Per contro, bisogna fare i conti con la Regione Piemonte che da alcuni anni si è in qualche modo “accanita” promulgando una propria legge per mettere al bando il gioco, in particolare le slot machine (AWP). Ritengo essere una sorta di cocciutaggine da parte di quei politici sostenitori in tal senso, in quanto  a mio avviso sottovalutano (e non poco) il lato opposto del problema, ossia la forza occupazionale che si va depauperando sempre più e, come se non bastasse, lasciando (sia pur indirettamente) un notevole ed incontrollabile margine di spazio al gioco illegale. Ora, se per le proprie convinzioni politico-ideologiche si vuol continuare a penalizzare un categoria dal discreto impatto in tema di redditività ed occupazione, gli effetti ulteriormente negativi non tarderanno a farsi sentire e, le relative responsabilità, saranno facilmente individuabili…

Quello che a mio parere occorrerebbe fare, è mettersi a tavolino e in modo sinergico fra le parti e studiare una strategia più equa e razionale per regolarizzare meglio il gioco che per definizione è libero, proprio perché privo di ogni costrizione; ma purtroppo al momento c’è poca volontà soprattutto in Piemonte. Infine, per coerenza si tenga presente che lo Stato promuove determinati giochi per i quali, ovviamente, è in palio il denaro e grazie proprio a questi, si erge ad “esattore” di cospicue somme ogni anno… non badando troppo ad eventuali conseguenze che in taluni casi possono derivare.
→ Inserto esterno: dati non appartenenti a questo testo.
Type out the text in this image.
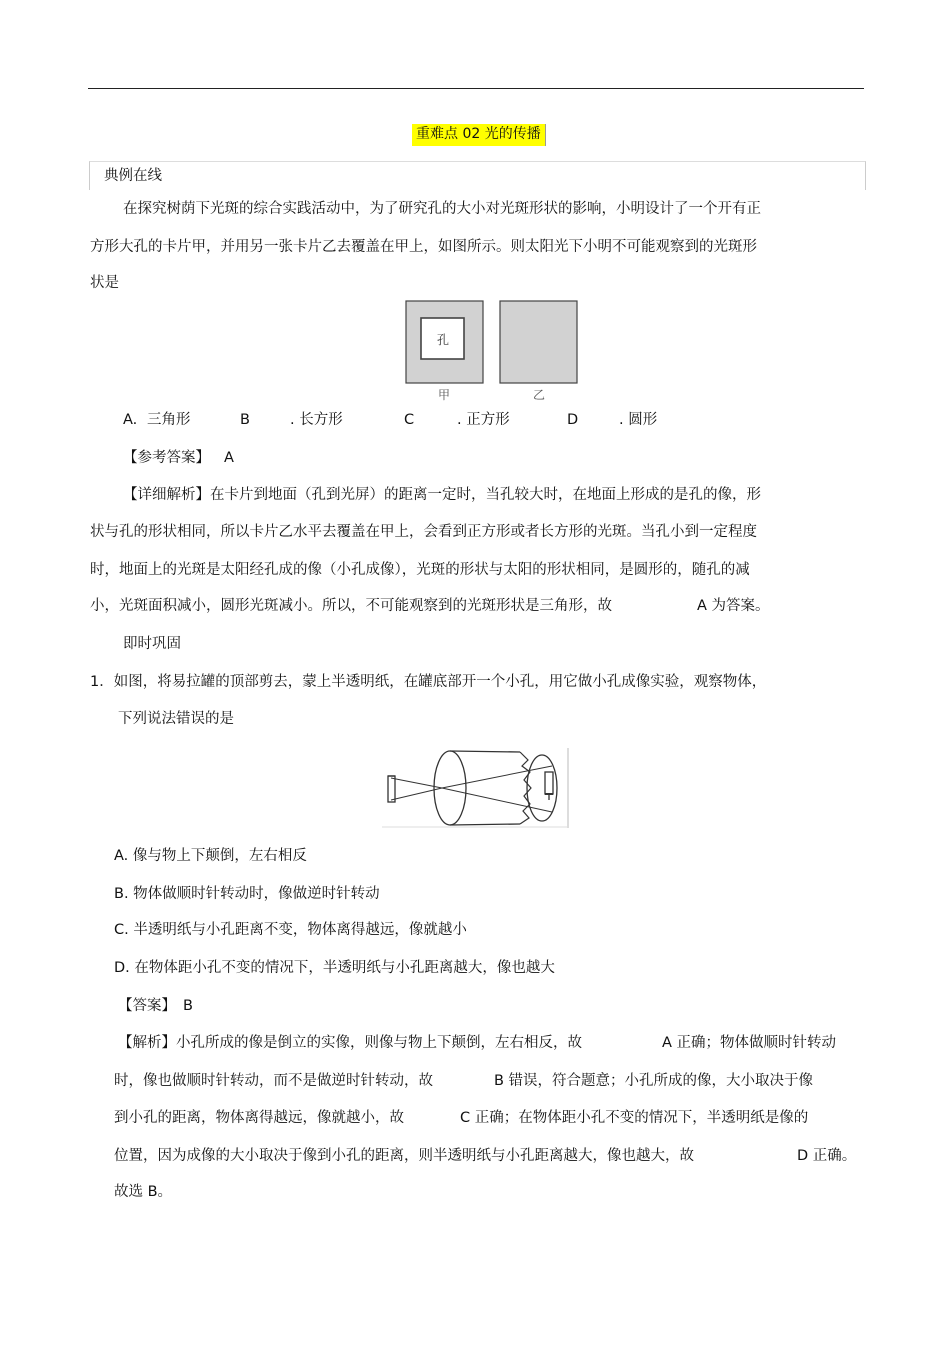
重难点 02 光的传播
典例在线
在探究树荫下光斑的综合实践活动中，为了研究孔的大小对光斑形状的影响，小明设计了一个开有正
方形大孔的卡片甲，并用另一张卡片乙去覆盖在甲上，如图所示。则太阳光下小明不可能观察到的光斑形
状是
孔
甲	乙
A. 三角形	B	. 长方形	C	. 正方形	D	. 圆形
【参考答案】 A
【详细解析】在卡片到地面（孔到光屏）的距离一定时，当孔较大时，在地面上形成的是孔的像，形
状与孔的形状相同，所以卡片乙水平去覆盖在甲上，会看到正方形或者长方形的光斑。当孔小到一定程度
时，地面上的光斑是太阳经孔成的像（小孔成像），光斑的形状与太阳的形状相同，是圆形的，随孔的减
小，光斑面积减小，圆形光斑减小。所以，不可能观察到的光斑形状是三角形，故	A 为答案。
即时巩固
1．如图，将易拉罐的顶部剪去，蒙上半透明纸，在罐底部开一个小孔，用它做小孔成像实验，观察物体，
下列说法错误的是
A. 像与物上下颠倒，左右相反
B. 物体做顺时针转动时，像做逆时针转动
C. 半透明纸与小孔距离不变，物体离得越远，像就越小
D. 在物体距小孔不变的情况下，半透明纸与小孔距离越大，像也越大
【答案】 B
【解析】小孔所成的像是倒立的实像，则像与物上下颠倒，左右相反，故	A 正确；物体做顺时针转动
时，像也做顺时针转动，而不是做逆时针转动，故	B 错误，符合题意；小孔所成的像，大小取决于像
到小孔的距离，物体离得越远，像就越小，故	C 正确；在物体距小孔不变的情况下，半透明纸是像的
位置，因为成像的大小取决于像到小孔的距离，则半透明纸与小孔距离越大，像也越大，故	D 正确。
故选 B。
Dunque, il gioco: virtù o debolezza? Forse il confine è molto sottile, ma sta di fatto che sia i “politici-censori” del Piemonte che dello Stato, restano i principali “attori” di un copione che non ha bisogno di repliche, ma di una politica innovativa da costruirsi sulle basi della obiettività e con eventuali soluzioni salomoniche. Solo così, a mio modesto avviso, anche questa categoria può continuare ad esistere, come pure quella degli amatori nel pieno diritto delle libertà di scelte, proprio quella del gioco…”, conclude Bodini.